Negli ultimi tempi si stanno moltiplicando le voci su prossime novità riguardo alla nota quota 100, ovvero la riforma delle pensioni varata nel precedente Governo Lega-M5s. Secondo alcuni partiti della maggioranza, tale istituto non sarebbe di fatto sostenibile per le finanze statali. Ecco allora che sta prendendo piede una soluzione differente, la cosiddetta “Quota 97”, già peraltro discussa in passato: vediamone i tratti essenziali.
Quota 97: l’attuale contesto di riferimento
Come accennato, il tema pensioni è tornato a generare forti contrasti all’interno dei vari partiti in Parlamento. Se da una parte M5s e Lega (oggi pur su binari differenti), non vogliono che quota 100 sia toccata – in particolare i pentastellati sostengono che le risorse finanziarie per la prossima legge di bilancio 2020 sono già state individuate – dall’altra vi sono partiti come Italia Viva che, invece, ritengono tale tipologia di pensione anticipata sia insostenibile per l’Erario.
Quota 100 – ricordiamolo – permette fino al 31 dicembre 2021 l’uscita dal lavoro a 62 anni di età, a patto che vi siano almeno 38 anni di versamenti contributivi. Si tratta comunque di un triennio di sperimentazione, le cui effettive conseguenze, anche e soprattutto sul piano delle casse dello Stato, ancora non si sanno, o forse si temono.
In questo complesso scenario, che tuttavia potrebbe mutare non poco nelle prossime settimane, si inserisce – come accennato – l’ipotesi quota 97, come rimedio alle iniquità ed imperfezioni di quota 100. Tale pensione consentirebbe di effettuare un intervento non sperimentale, bensì strutturale, permanente e sistemico: in altre parole, quota 97 darebbe la possibilità di uscire dal lavoro con flessibilità e senza limiti di tempo.
Requisiti e funzionamento di questa pensione anticipata
Una proposta di questo tipo, di matrice PD (il principale promotore è Cesare Damiano), se attuata consentirebbe una flessibilità d’uscita ancora maggiore rispetto a quota 100, tuttavia comportando l’alto rischio di forti penalizzazioni, per quanto attiene il calcolo dell’assegno pensionistico. Una sorta di controbilanciamento, insomma, al fine che le casse dell’Erario possano sostenerne l’onere.
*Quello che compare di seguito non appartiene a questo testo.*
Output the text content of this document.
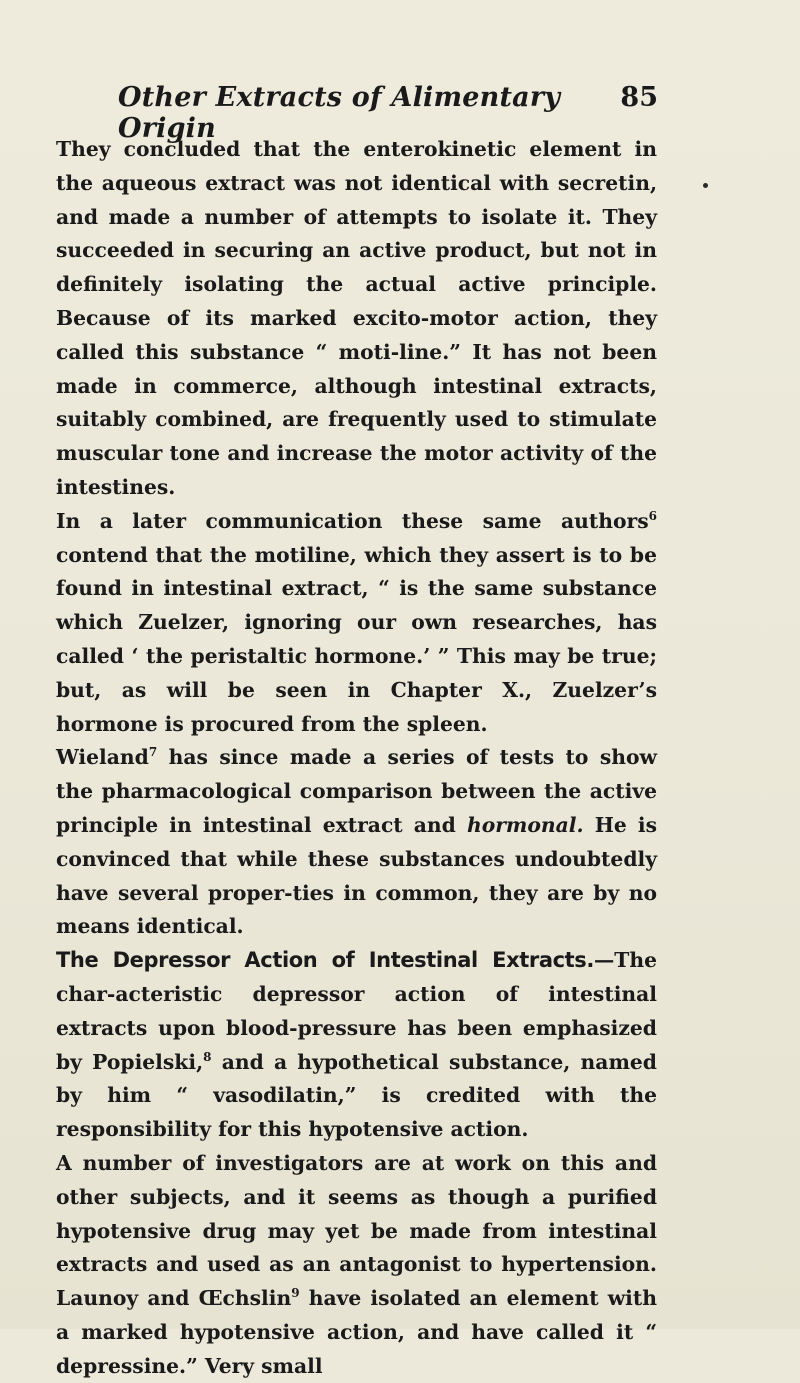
Other Extracts of Alimentary Origin
85

They concluded that the enterokinetic element in the aqueous extract was not identical with secretin, and made a number of attempts to isolate it. They succeeded in securing an active product, but not in definitely isolating the actual active principle. Because of its marked excito-motor action, they called this substance “ moti-line.” It has not been made in commerce, although intestinal extracts, suitably combined, are frequently used to stimulate muscular tone and increase the motor activity of the intestines.

In a later communication these same authors$^6$ contend that the motiline, which they assert is to be found in intestinal extract, “ is the same substance which Zuelzer, ignoring our own researches, has called ‘ the peristaltic hormone.’ ” This may be true; but, as will be seen in Chapter X., Zuelzer’s hormone is procured from the spleen.

Wieland$^7$ has since made a series of tests to show the pharmacological comparison between the active principle in intestinal extract and hormonal. He is convinced that while these substances undoubtedly have several proper-ties in common, they are by no means identical.

The Depressor Action of Intestinal Extracts.—The char-acteristic depressor action of intestinal extracts upon blood-pressure has been emphasized by Popielski,$^8$ and a hypothetical substance, named by him “ vasodilatin,” is credited with the responsibility for this hypotensive action.

A number of investigators are at work on this and other subjects, and it seems as though a purified hypotensive drug may yet be made from intestinal extracts and used as an antagonist to hypertension. Launoy and Œchslin$^9$ have isolated an element with a marked hypotensive action, and have called it “ depressine.” Very small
Quota 97 sarebbe rivolta, potenzialmente, a tutti i lavoratori iscritti alla totalità delle gestioni previdenziali Inps, senza distinzioni; tale misura, se fosse attuata senza apportare modifiche sostanziali all’idea di base, consentirebbe quindi la pensione anticipata al compimento dei 62 anni di età e almeno 35 anni di contributi. Quota 97 significa appunto la somma dell’età pensionabile e degli anni di contributi versati allo Stato. È necessario però specificare che, in questo scenario, sarebbero pensionabili soltanto i soggetti che integrano ambo i requisiti. Non sarebbe quindi possibile, ad esempio, un pensionamento anticipato di una persona di 61 anni e 36 di contributi, con quota 97.
A questo punto, soffermiamoci sul calcolo effettivo della pensione secondo quota 97. L’ipotesi prevalente sarebbe quella di un “taglio” dell’assegno pensionistico, altrimenti la misura finirebbe per costare di più della stessa quota 100. Insomma, i lavoratori con molti anni di attività alle spalle, per andare in pensione un po’ prima, dovrebbero accettare una decurtazione dell’assegno di pensione. Secondo il progetto originario di quota 97, si tratterebbe di un abbassamento dell’importo della pensione, pari al 2% per ogni anno di anticipo rispetto all’età per la pensione di vecchiaia. Dato che, secondo la legge attuale, l’età per poter ottenere la pensione di vecchiaia è pari a 67 anni, l’interessato potrebbe subire una decurtazione massima del 10%.
Concludendo, la questione pensioni – com’è noto – è tutt’altro che risolta; nelle prossime settimane pertanto vedremo se quota 100 verrà modificata o addirittura eliminata, per far spazio al ritorno della più flessibile, ma meno remunerativa, quota 97.